Introduction to Categorical Data Analysis Procedures

Comparison of Modeling Procedures


The CATMOD, GENMOD, GLIMMIX, LOGISTIC, PROBIT, and SURVEYLOGISTIC procedures can all be used for statistical modeling of categorical data.

The CATMOD procedure treats all explanatory (independent) variables as classification variables by default, and you specify continuous covariates in the DIRECT statement. The other procedures treat covariates as continuous by default, and you specify the classification variables in the CLASS statement.

The CATMOD procedure provides weighted least squares estimation of many response functions, such as means, cumulative logits, and proportions, and you can also compute and analyze other response functions that can be formed from the proportions corresponding to the rows of a contingency table. In addition, a user can input and analyze a set of response functions and user-supplied covariance matrix with weighted least squares. PROC CATMOD also provides maximum likelihood estimation for binary and polytomous logistic regression.

The GENMOD procedure is also a general statistical modeling tool which fits generalized linear models to data; it fits several useful models to categorical data including logistic regression, the proportional odds model, and Poisson and negative binomial regression for count data. The GENMOD procedure also provides a facility for fitting generalized estimating equations to correlated response data that are categorical, such as repeated dichotomous outcomes. The GENMOD procedure fits models using maximum likelihood estimation. PROC GENMOD can perform Type I and Type III tests, and it provides predicted values and residuals. Bayesian analysis capabilities for generalized linear models are also available.

The GLIMMIX procedure fits many of the same models as the GENMOD procedure but also allows the inclusion of random effects. The GLIMMIX procedure fits models using maximum likelihood estimation.

The LOGISTIC procedure is specifically designed for logistic regression. It performs the usual logistic regression analysis for dichotomous outcomes and it fits the proportional odds model and the generalized logit model for ordinal and nominal outcomes, respectively, by the method of maximum likelihood. This procedure has capabilities for a variety of model-building techniques, including stepwise, forward, and backward selection. It computes predicted values, the receiver operating characteristics (ROC) curve and the area beneath the curve, and a number of regression diagnostics. It can create output data sets containing these values and other statistics. PROC LOGISTIC can perform a conditional logistic regression analysis (matched-set and case-controlled) for binary response data. For small data sets, PROC LOGISTIC can perform exact conditional logistic regression. Firth’s bias-reducing penalized-likelihood method can also be used in place of conditional and exact conditional logistic regression.

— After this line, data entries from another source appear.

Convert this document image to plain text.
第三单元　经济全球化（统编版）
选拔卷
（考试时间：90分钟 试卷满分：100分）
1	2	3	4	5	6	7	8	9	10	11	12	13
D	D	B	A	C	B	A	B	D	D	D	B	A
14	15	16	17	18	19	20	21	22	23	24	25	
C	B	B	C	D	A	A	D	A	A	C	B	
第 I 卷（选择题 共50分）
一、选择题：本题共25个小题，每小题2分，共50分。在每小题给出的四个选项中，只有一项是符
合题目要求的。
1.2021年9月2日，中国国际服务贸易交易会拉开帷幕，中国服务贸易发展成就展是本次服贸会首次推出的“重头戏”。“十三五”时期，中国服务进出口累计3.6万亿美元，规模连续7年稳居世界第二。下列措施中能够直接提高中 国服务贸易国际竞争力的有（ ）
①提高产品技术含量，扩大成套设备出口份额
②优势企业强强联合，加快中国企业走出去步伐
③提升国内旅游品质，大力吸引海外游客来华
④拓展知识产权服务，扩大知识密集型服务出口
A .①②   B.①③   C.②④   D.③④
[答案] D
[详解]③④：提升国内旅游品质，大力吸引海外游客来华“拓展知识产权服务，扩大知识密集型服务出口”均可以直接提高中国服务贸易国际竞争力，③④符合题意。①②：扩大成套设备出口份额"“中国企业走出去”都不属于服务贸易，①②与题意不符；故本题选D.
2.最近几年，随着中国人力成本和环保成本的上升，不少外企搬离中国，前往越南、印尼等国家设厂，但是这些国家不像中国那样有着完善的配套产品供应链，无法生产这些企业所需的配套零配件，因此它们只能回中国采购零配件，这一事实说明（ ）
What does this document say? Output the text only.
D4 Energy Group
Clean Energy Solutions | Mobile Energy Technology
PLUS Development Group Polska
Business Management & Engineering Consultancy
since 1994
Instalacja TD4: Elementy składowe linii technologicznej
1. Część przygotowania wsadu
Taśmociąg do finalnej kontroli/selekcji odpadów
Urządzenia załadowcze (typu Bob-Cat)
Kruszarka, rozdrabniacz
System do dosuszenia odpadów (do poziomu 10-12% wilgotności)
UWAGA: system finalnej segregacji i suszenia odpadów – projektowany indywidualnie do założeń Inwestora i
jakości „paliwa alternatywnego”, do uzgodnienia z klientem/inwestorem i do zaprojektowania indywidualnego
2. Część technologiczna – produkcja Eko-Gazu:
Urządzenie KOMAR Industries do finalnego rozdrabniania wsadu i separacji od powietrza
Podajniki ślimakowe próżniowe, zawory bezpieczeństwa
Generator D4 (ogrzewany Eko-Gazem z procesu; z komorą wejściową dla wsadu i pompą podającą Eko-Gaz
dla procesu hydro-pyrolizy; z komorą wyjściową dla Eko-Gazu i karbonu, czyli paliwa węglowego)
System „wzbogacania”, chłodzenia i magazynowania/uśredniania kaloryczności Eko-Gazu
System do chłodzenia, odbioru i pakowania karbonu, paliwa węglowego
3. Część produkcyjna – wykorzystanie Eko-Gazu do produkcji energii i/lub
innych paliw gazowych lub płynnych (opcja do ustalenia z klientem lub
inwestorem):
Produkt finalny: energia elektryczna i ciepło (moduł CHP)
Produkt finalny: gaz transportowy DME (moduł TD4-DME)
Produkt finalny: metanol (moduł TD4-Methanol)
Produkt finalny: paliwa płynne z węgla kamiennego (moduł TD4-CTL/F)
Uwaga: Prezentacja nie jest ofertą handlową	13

The PROBIT procedure is designed for quantal assay or other discrete event data. In additional to performing the logistic regression analysis, it can estimate the threshold response rate. PROC PROBIT can also estimate the values of independent variables that yield a desired response.

The SURVEYLOGISTIC procedure performs logistic regression for binary, ordinal, and nominal responses under a specified complex sampling scheme, instead of the usual stratified simple random sampling.

Stokes, Davis, and Koch (2012) provide substantial discussion of these procedures, particularly the use of the FREQ, LOGISTIC, GENMOD, and CATMOD procedures for statistical modeling.